So my grading experiment has been going on for a month now, and so far I think it’s going well. But I was pretty stressed about getting it up and running, because a lot of the work was front-loaded. The thing I was particularly working to get done was my mega-rubric. I wanted to make a rubric that showed what exactly students needed to prove they understand to move up a level in a particular learning goal.
So here’s what I made (I call it the SPELS Book to go along with the students’ SPELS sheet):
I started by making the proficient categories, and for the first 8 (The Habits of Mind/Standards of Practice) it was pretty easy to scale them down to Novice, and then to add an additional high-level habit to become masters.
I was stuck, though, on the more Skill-Based Standards. I had all the things I wanted the students to show in each category, but how do I denote if they “sometimes” show me they can graph a linear equation? If I was doing quizzes all the time, like in the past, I could say something like “70% correct shows Apprentice levels.” But I wasn’t, and it seemed like a nightmare to keep track of across varying assignments.
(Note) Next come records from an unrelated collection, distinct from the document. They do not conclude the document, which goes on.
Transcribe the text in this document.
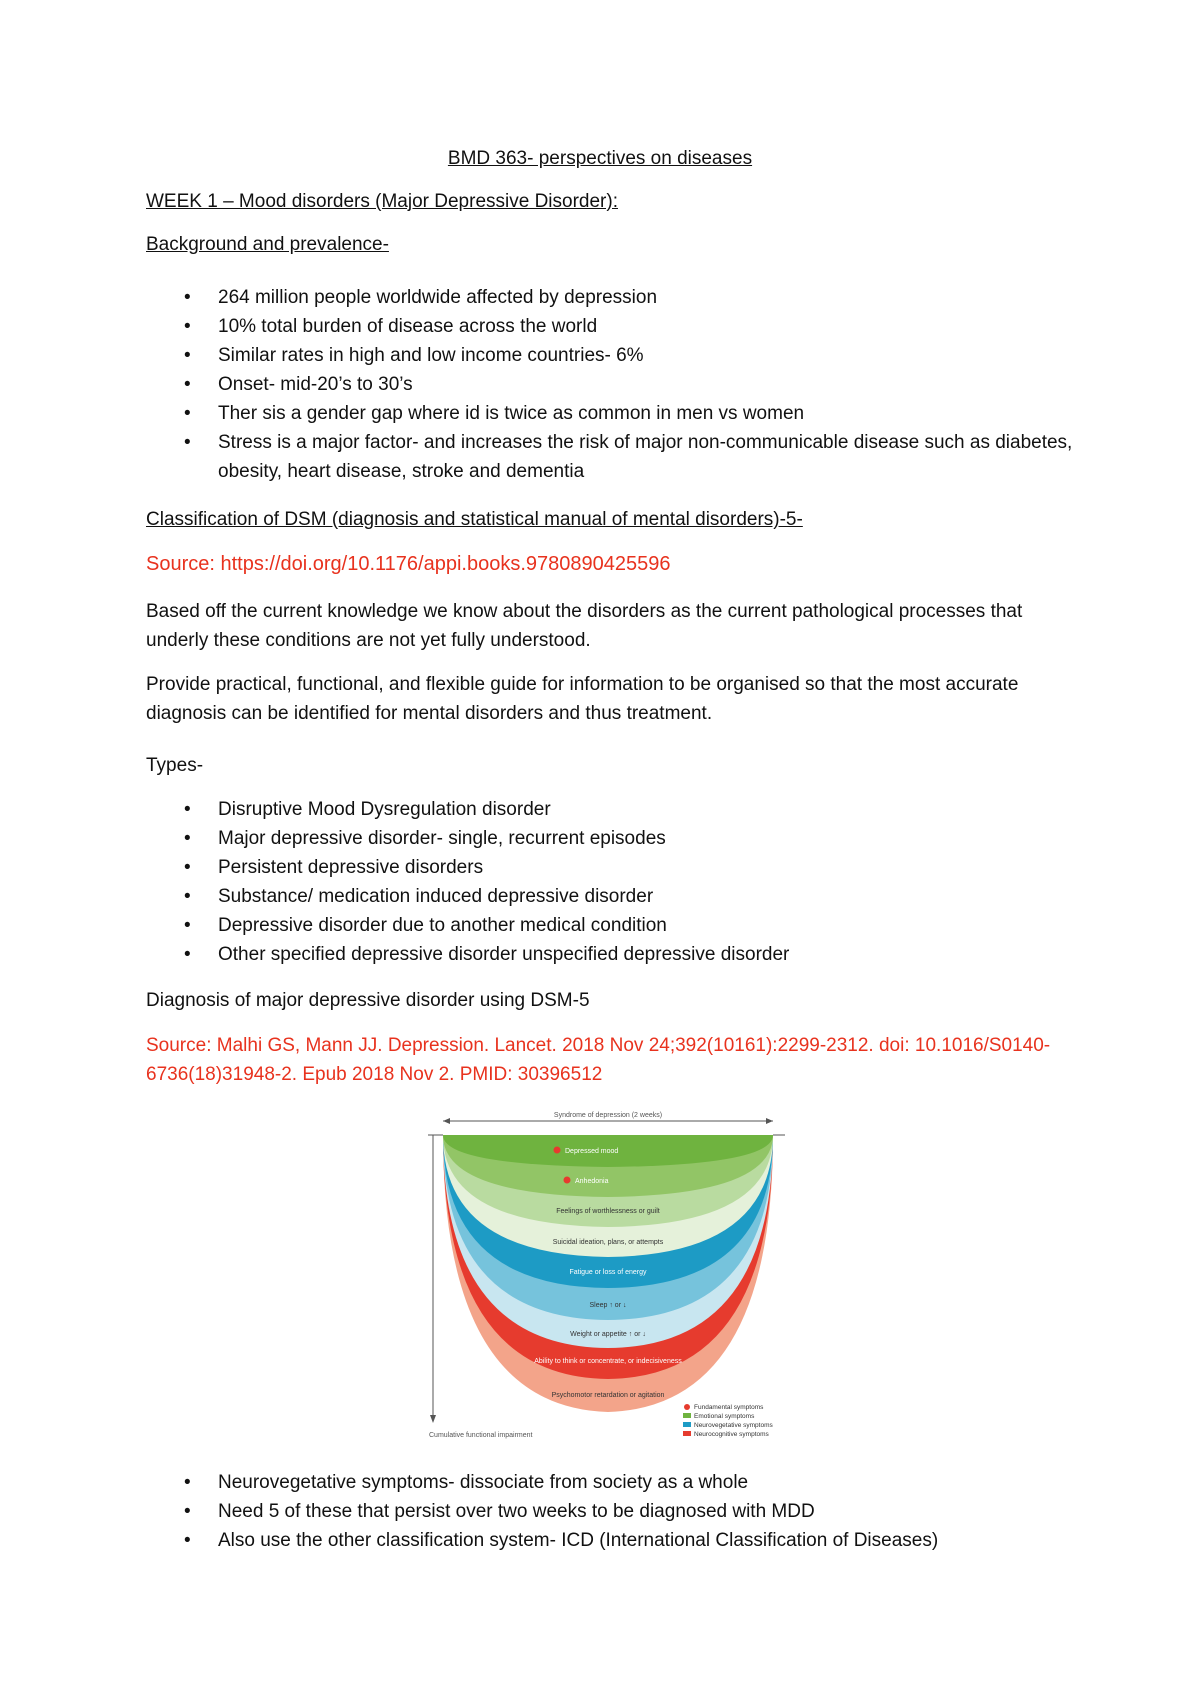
BMD 363- perspectives on diseases
WEEK 1 – Mood disorders (Major Depressive Disorder):
Background and prevalence-
• 264 million people worldwide affected by depression
• 10% total burden of disease across the world
• Similar rates in high and low income countries- 6%
• Onset- mid-20’s to 30’s
• Ther sis a gender gap where id is twice as common in men vs women
• Stress is a major factor- and increases the risk of major non-communicable disease such as diabetes, obesity, heart disease, stroke and dementia
Classification of DSM (diagnosis and statistical manual of mental disorders)-5-
Source: https://doi.org/10.1176/appi.books.9780890425596
Based off the current knowledge we know about the disorders as the current pathological processes that underly these conditions are not yet fully understood.
Provide practical, functional, and flexible guide for information to be organised so that the most accurate diagnosis can be identified for mental disorders and thus treatment.
Types-
• Disruptive Mood Dysregulation disorder
• Major depressive disorder- single, recurrent episodes
• Persistent depressive disorders
• Substance/ medication induced depressive disorder
• Depressive disorder due to another medical condition
• Other specified depressive disorder unspecified depressive disorder
Diagnosis of major depressive disorder using DSM-5
Source: Malhi GS, Mann JJ. Depression. Lancet. 2018 Nov 24;392(10161):2299-2312. doi: 10.1016/S0140-6736(18)31948-2. Epub 2018 Nov 2. PMID: 30396512
Syndrome of depression (2 weeks)
Cumulative functional impairment
Depressed mood
Anhedonia
Feelings of worthlessness or guilt
Suicidal ideation, plans, or attempts
Fatigue or loss of energy
Sleep ↑ or ↓
Weight or appetite ↑ or ↓
Ability to think or concentrate, or indecisiveness
Psychomotor retardation or agitation
Fundamental symptoms
Emotional symptoms
Neurovegetative symptoms
Neurocognitive symptoms
• Neurovegetative symptoms- dissociate from society as a whole
• Need 5 of these that persist over two weeks to be diagnosed with MDD
• Also use the other classification system- ICD (International Classification of Diseases)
So instead, my co-teacher had the idea that, if each topic had 4 sub-skills that I wanted them to know, we could rank them from easiest to hardest and just have that be the levels. So my system inadvertently became a binary SBG system, but still with the SBG and Level Up shell. Now if a student shows they understand a sub-skill, they level up. If they don’t, I write a comment on their assignment giving advice on what they should do in the future. What remains to be seen is how much they take me up on that advice. We’ll see.
Also, I’d LOVE any feedback you have on the rubric, and how I can improve it. Thanks!